We started Thali trying to use Wifi Direct discovery since it’s supported on just about all Android phones and we gave up. It often doesn’t work between two phones from the same manufacturer much less with phones from different manufacturers.
This lead us to think about Bluetooth discovery but we gave up on that too because Bluetooth discovery is energy intensive and is based on a poling framework that doesn’t scale well. It was designed for a device that pairs with a small group of other devices. Not for building a general peer to peer infrastructure.
So then we were left with BLE. The good news is that BLE works reasonably well. The bad news is that to use BLE we really need to be both a peripheral and central at the same time which is only supported starting in Bluetooth 4.2 hardware. All flag ship and most high end phones support Bluetooth 4.2 but many mid range and lower range phones do not.
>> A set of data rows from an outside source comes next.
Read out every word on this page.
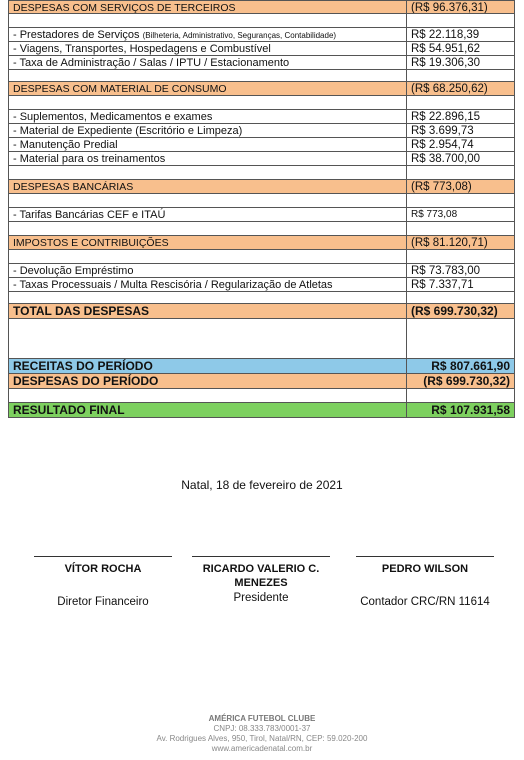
DESPESAS COM SERVIÇOS DE TERCEIROS	(R$ 96.376,31)
- Prestadores de Serviços (Bilheteria, Administrativo, Seguranças, Contabilidade)	R$ 22.118,39
- Viagens, Transportes, Hospedagens e Combustível	R$ 54.951,62
- Taxa de Administração / Salas / IPTU / Estacionamento	R$ 19.306,30
DESPESAS COM MATERIAL DE CONSUMO	(R$ 68.250,62)
- Suplementos, Medicamentos e exames	R$ 22.896,15
- Material de Expediente (Escritório e Limpeza)	R$ 3.699,73
- Manutenção Predial	R$ 2.954,74
- Material para os treinamentos	R$ 38.700,00
DESPESAS BANCÁRIAS	(R$ 773,08)
- Tarifas Bancárias CEF e ITAÚ	R$ 773,08
IMPOSTOS E CONTRIBUIÇÕES	(R$ 81.120,71)
- Devolução Empréstimo	R$ 73.783,00
- Taxas Processuais / Multa Rescisória / Regularização de Atletas	R$ 7.337,71
TOTAL DAS DESPESAS	(R$ 699.730,32)
RECEITAS DO PERÍODO	R$ 807.661,90
DESPESAS DO PERÍODO	(R$ 699.730,32)
RESULTADO FINAL	R$ 107.931,58
Natal, 18 de fevereiro de 2021
VÍTOR ROCHA
Diretor Financeiro
RICARDO VALERIO C.
MENEZES
Presidente
PEDRO WILSON
Contador CRC/RN 11614
AMÉRICA FUTEBOL CLUBE
CNPJ: 08.333.783/0001-37
Av. Rodrigues Alves, 950, Tirol, Natal/RN, CEP: 59.020-200
www.americadenatal.com.br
So our reliance on it means we basically wrote off the majority of existing Android phones. In another 4-5 years this probably won’t matter but for today it’s a problem.
However BLE is designed for low bandwidth connections. It’s not intended for moving around serious data.
For moving around serious data we have two options, Wifi Direct or Bluetooth.
While Wifi Direct discovery doesn’t seem to work, Wifi Direct group capabilities (the part that lets phones connect and move data) does seem to work [B] [B] Although we haven’t done enough testing to really be sure. We thought Bluetooth worked o.k. until we really started to use it and found the endless problems.. But there are problems. First off, Android requires a user dialog to confirm joining a Wifi Direct group. This means we can’t run in the background, it means we have to have our users deal with a system presented dialog that means nothing to them and we haven’t figured out if there is a way to try again if the user accidentally hits no on the permission dialog. Another alternative is to create a Wifi Direct group and then connect to it using Wifi Infrastructure mode. The motivation for doing this is that there are no idiotic dialogues when hijacking the phone’s entire Internet infrastructure, only when using a Wifi Direct group (you can’t make this stuff up). But this has obvious security problems. It also complicates the living day lights out of the architecture. Imagine we have four phones next to each other that all want to chat. Each phone can only connect to a single other phone via Wifi Infrastructure mode. But one phone can be connected to by multiple other phones. So we need to use BLE to come up with some kind of leader election algorithm. It’s all doable but it’s a pain.
So the route we went (unfortunately) was Bluetooth. While Bluetooth discovery is a mess, using Bluetooth for moving data via RFCOMM is pretty straight forward and it doesn’t have any of the security or architecture issues that Wifi Direct over Infrastructure mode has.
Unfortunately it doesn’t work worth a damn.
Some phones, like the Samsung Galaxy S7 seem to do a reasonably good job of supporting RFCOMM. But even it runs about 11x slower than Bluetooth’s theoretical maximum bandwidth of 3 mb/s and that’s if we turn off the other 2.4 GHz radio users like Wifi and BLE. The Nexus 6P, which was Google’s flagship phone when we ran the tests, runs 38x slower! It’s just completely nuts. And even then random inexplicable failures of Bluetooth are common. It’s a mess.
In theory if we could get phone manufacturers to give a damn about actually testing their radios and get Google to remove the insane permission dialog for Wifi Direct then all of these problems are solvable. But nobody seems interested in solving them today. So for some of Thali’s industrial scenarios we still care about BLE/Bluetooth because we can potentially get phones specifically designed and/or tested to meet Thali’s needs. But for a scenario like the one described in this article we have to work on everything and for today that means normal Wifi, not peer to peer radios.